How to Give a Promotion You Won’t Regret
Promoting employees from within is a smart practice — especially when it comes to your sales team. At Marketo, our data shows that internal hires to our sales team often ramp faster than outside hires. It makes sense: these hires are already immersed in our culture, understand the benefits of marketing automation, and have a good sense of how to succeed at the next level. From a management perspective, shifting a current employee into a new position can be challenging, but has huge rewards.
For example, at the beginning of each year, Marketo looks to our top performing Sales Development Reps, with the intention of promoting some to quota-carrying Account Executives. Our Sales Development Reps (or SDRs) are essentially our inside sales team, and their primary job is to qualify leads. Account Executives (or AEs) actually close the deals. The promotion is far from symbolic — it carries a lot of new responsibilities.

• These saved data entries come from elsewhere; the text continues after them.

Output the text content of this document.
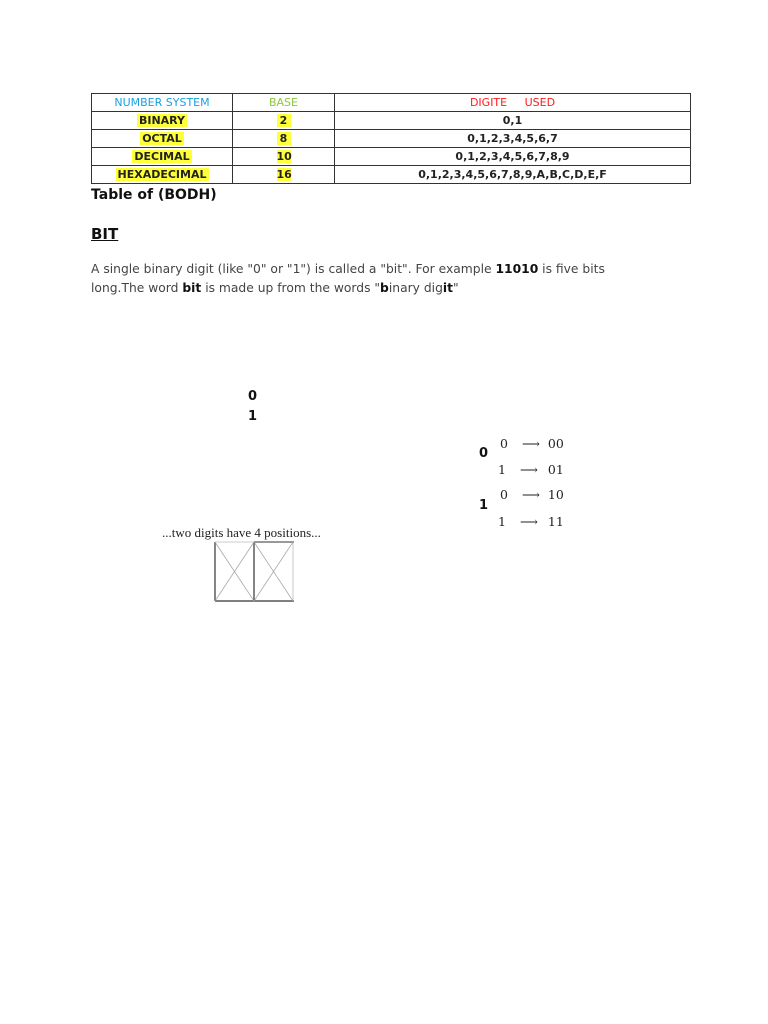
NUMBER SYSTEM	BASE	DIGITE     USED
BINARY	2	0,1
OCTAL	8	0,1,2,3,4,5,6,7
DECIMAL	10	0,1,2,3,4,5,6,7,8,9
HEXADECIMAL	16	0,1,2,3,4,5,6,7,8,9,A,B,C,D,E,F
Table of (BODH)
BIT
A single binary digit (like "0" or "1") is called a "bit". For example 11010 is five bits long.The word bit is made up from the words "binary digit"
0
1
0
1
0 ⟶ 00
1 ⟶ 01
0 ⟶ 10
1 ⟶ 11
...two digits have 4 positions...
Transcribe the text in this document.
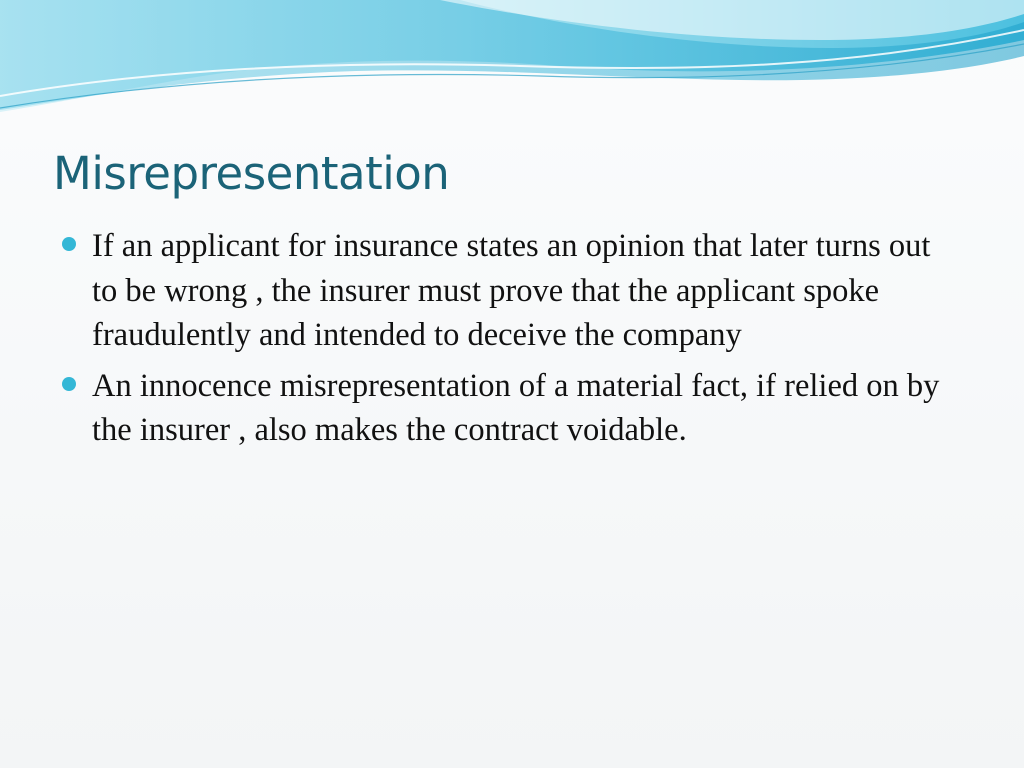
Misrepresentation
If an applicant for insurance states an opinion that later turns out to be wrong , the insurer must prove that the applicant spoke fraudulently and intended to deceive the company
An innocence misrepresentation of a material fact, if relied on by the insurer , also makes the contract voidable.
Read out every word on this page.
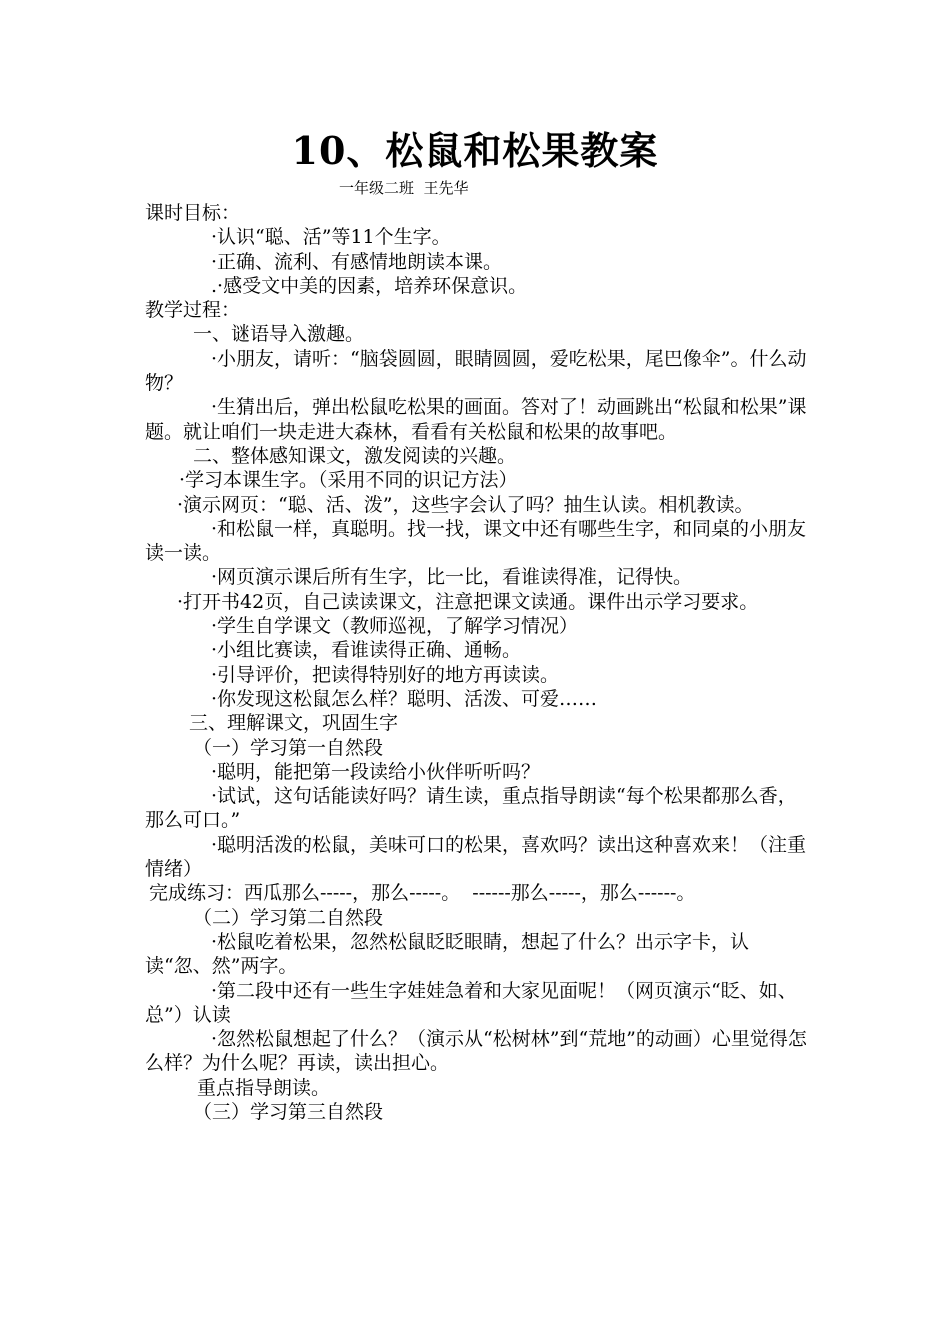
10、松鼠和松果教案
一年级二班  王先华

课时目标：

·认识“聪、活”等11个生字。

·正确、流利、有感情地朗读本课。

.·感受文中美的因素，培养环保意识。

教学过程：

一、谜语导入激趣。

·小朋友，请听：“脑袋圆圆，眼睛圆圆，爱吃松果，尾巴像伞”。什么动物？

·生猜出后，弹出松鼠吃松果的画面。答对了！动画跳出“松鼠和松果”课题。就让咱们一块走进大森林，看看有关松鼠和松果的故事吧。

二、整体感知课文，激发阅读的兴趣。

·学习本课生字。（采用不同的识记方法）

·演示网页：“聪、活、泼”，这些字会认了吗？抽生认读。相机教读。

·和松鼠一样，真聪明。找一找，课文中还有哪些生字，和同桌的小朋友读一读。

·网页演示课后所有生字，比一比，看谁读得准，记得快。

·打开书42页，自己读读课文，注意把课文读通。课件出示学习要求。

·学生自学课文（教师巡视，了解学习情况）

·小组比赛读，看谁读得正确、通畅。

·引导评价，把读得特别好的地方再读读。

·你发现这松鼠怎么样？聪明、活泼、可爱……

三、理解课文，巩固生字

（一）学习第一自然段

·聪明，能把第一段读给小伙伴听听吗？

·试试，这句话能读好吗？请生读，重点指导朗读“每个松果都那么香，那么可口。”

·聪明活泼的松鼠，美味可口的松果，喜欢吗？读出这种喜欢来！（注重情绪）

完成练习：西瓜那么-----，那么-----。  ------那么-----，那么------。

（二）学习第二自然段

·松鼠吃着松果，忽然松鼠眨眨眼睛，想起了什么？出示字卡，认读“忽、然”两字。

·第二段中还有一些生字娃娃急着和大家见面呢！（网页演示“眨、如、总”）认读

·忽然松鼠想起了什么？（演示从“松树林”到“荒地”的动画）心里觉得怎么样？为什么呢？再读，读出担心。

重点指导朗读。

（三）学习第三自然段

So once we’ve placed one of these “phenoms” into the AE position, how do we get them ready for prime time? At Marketo, we’ve gotten the best results from the following approach: Coach. Conquer. Grow. Repeat.
Here’s how it works:
If you’re managing a newly promoted AE, you should have the skills and experience to lead by example. To start, ask your trainee to hang back and observe you do the job. Make sure they’ve seen the deal process from start to finish a couple times before you pass the torch. We also equip our team with sales playbooks, which walks them through our best practices.
Immediately after you hand over the reigns, stick close by. Your employee will make mistakes — guaranteed — so make those mistakes instructive. Identify each problem, and explain how it can be avoided. The first few months will set the pace, so make sure your newly minted up-and-comer is confident, having fun, and fitting in amongst his or her new peers. (Keep in mind that your new AE was recently reporting to those peers, so the dynamic might be rocky at first.)
In the first few months, you should expect your employee to be highly motivated and eager to learn, but you shouldn’t expect new AEs to develop all of the necessary skills overnight.
Help your new AE succeed at all costs. This may require you to roll up your sleeves, but fresh AEs should taste the thrill of victory as soon as possible. Put your AE in a position to be successful, and make sure he or she is recognized publicly when certain milestones are met (first deal, first month/quarter hitting quota, etc).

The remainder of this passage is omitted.